You'd discover that this call allocates - It's a result of passing a function argument (in .NET these are realized as objects), that captures value field. Now, we could try to mark Atomic.update function using [<MethodImpl>] attribute or use inline keyword. If we'd try to benchmark these however, the results would be slightly different:

Method Mean Error StdDev Ratio Gen 0 Gen 1 Gen 2 Allocated
'update (raw)' 15.927 ns 0.1795 ns 0.1679 ns 1.00 0.0076 - - 24 B
'update (jit)' 13.089 ns 0.1224 ns 0.1145 ns 0.82 0.0076 - - 24 B
'update (inline)' 8.516 ns 0.0743 ns 0.0695 ns 0.53 - - - -

You may notice, that using attribute might slightly improve speed, but didn't change anything in terms of allocations around capturing lambda parameter. However using F# inline keyword indeed helped here: a lambda argument has been erased, as its behavior was aggressively printed together with inlined function body.

Final notes

It's been a long post, but we just touched a tip of an iceberg here. We're didn't really mention optimizations in the area of I/O operations, different flavors of async code execution or dropping .NET safety belt in cases when we wish to omit safe checks even when .NET compiler alone could not. There are also many tricky situations in which one small, seemingly insignificant change in code can throw .NET runtime into pit of deoptimized code. If you're curious about these, you can follow Bartosz Adamczewski on twitter.
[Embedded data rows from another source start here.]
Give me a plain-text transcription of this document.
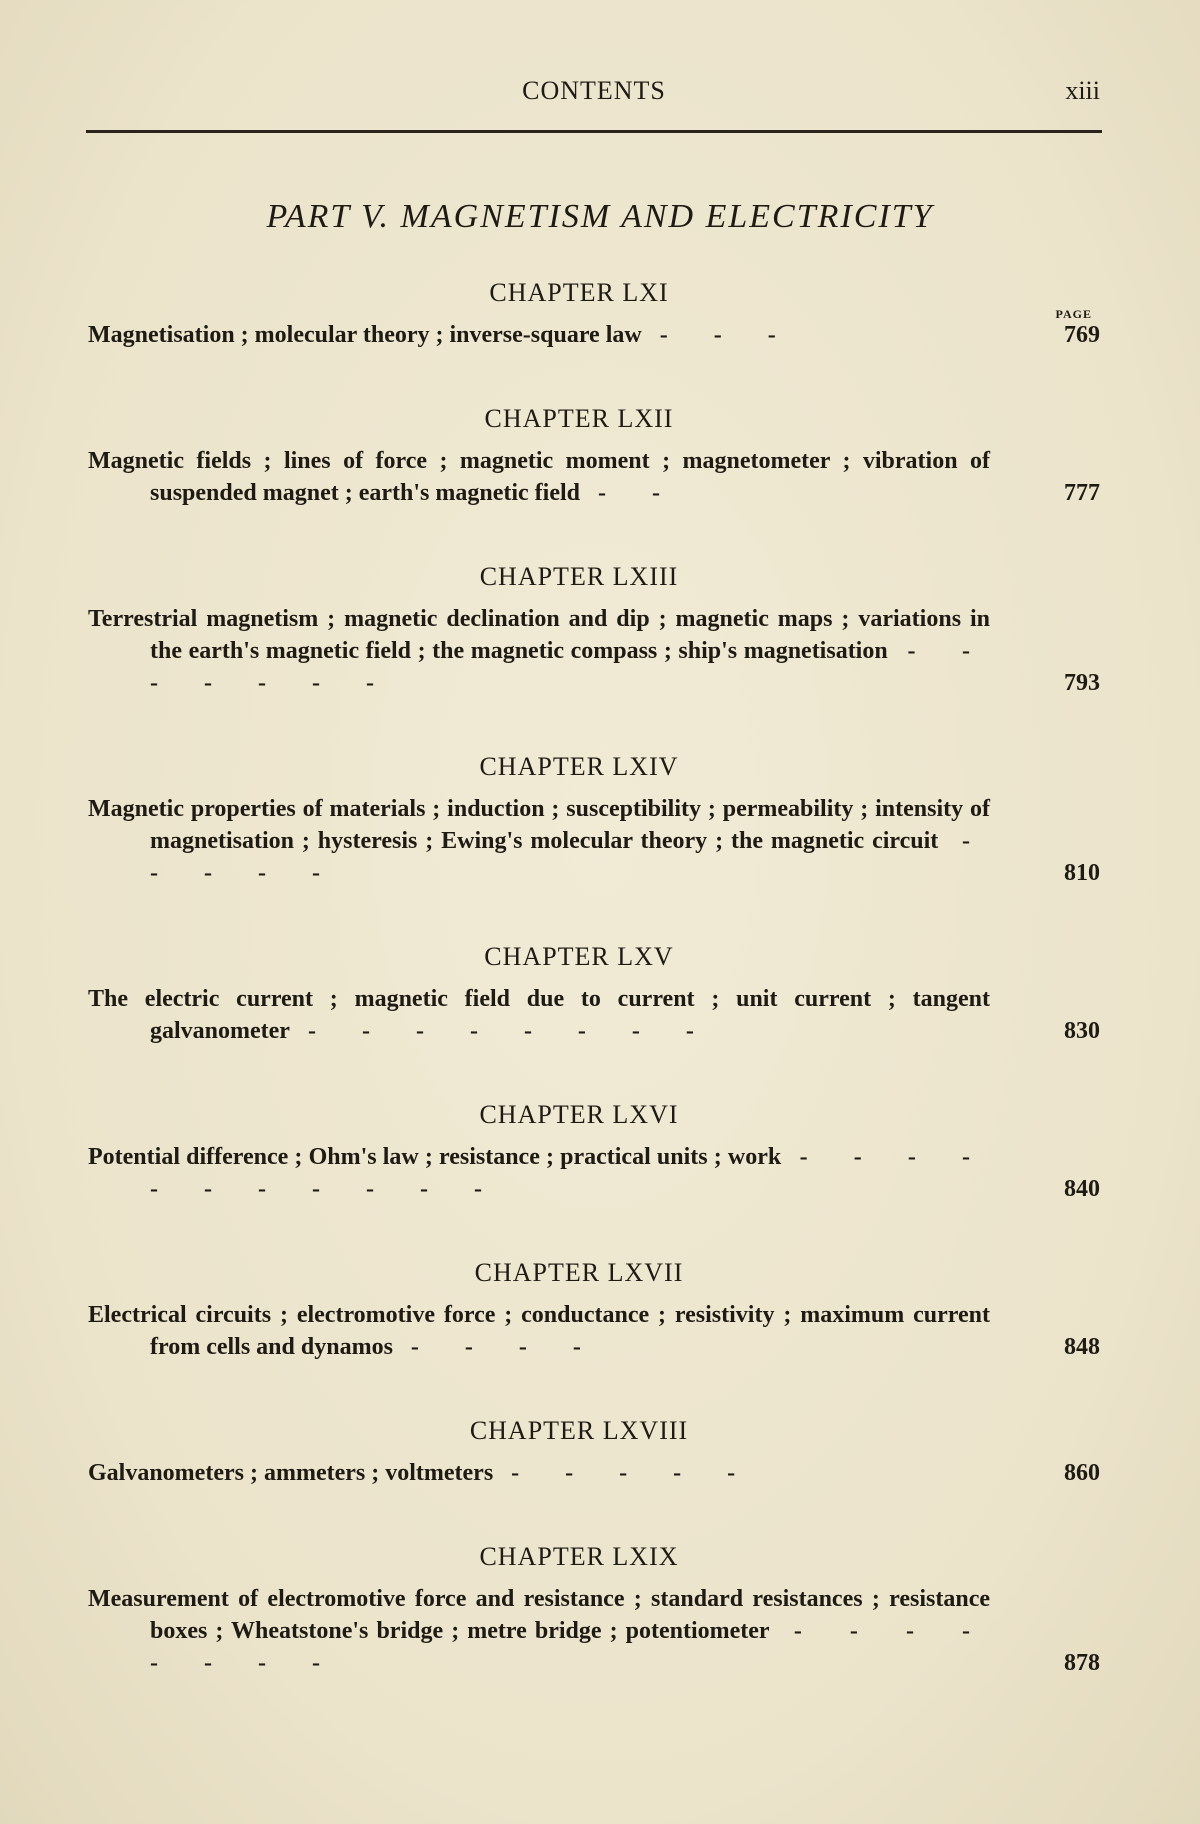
CONTENTS	xiii
PART V. MAGNETISM AND ELECTRICITY
CHAPTER LXI
PAGE
Magnetisation ; molecular theory ; inverse-square law - - -	769
CHAPTER LXII
Magnetic fields ; lines of force ; magnetic moment ; magnetometer ; vibration of suspended magnet ; earth's magnetic field - -	777
CHAPTER LXIII
Terrestrial magnetism ; magnetic declination and dip ; magnetic maps ; variations in the earth's magnetic field ; the magnetic compass ; ship's magnetisation - - - - - - -	793
CHAPTER LXIV
Magnetic properties of materials ; induction ; susceptibility ; permeability ; intensity of magnetisation ; hysteresis ; Ewing's molecular theory ; the magnetic circuit - - - - -	810
CHAPTER LXV
The electric current ; magnetic field due to current ; unit current ; tangent galvanometer - - - - - - - -	830
CHAPTER LXVI
Potential difference ; Ohm's law ; resistance ; practical units ; work - - - - - - - - - - -	840
CHAPTER LXVII
Electrical circuits ; electromotive force ; conductance ; resistivity ; maximum current from cells and dynamos - - - -	848
CHAPTER LXVIII
Galvanometers ; ammeters ; voltmeters - - - - -	860
CHAPTER LXIX
Measurement of electromotive force and resistance ; standard resistances ; resistance boxes ; Wheatstone's bridge ; metre bridge ; potentiometer - - - - - - - -	878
Ultimately, while many of these tips and behaviors may stay with us for years to come, remember that compilers are still actively developed and just like some of these optimizations are not applied on older runtimes like .NET Full Framework, new ones (like smarter escape analysis, new devirtualization rules etc.) may turn some of the warnings presented here obsolete and shift the optimization techniques to enable us writing code that's both fast and high-level.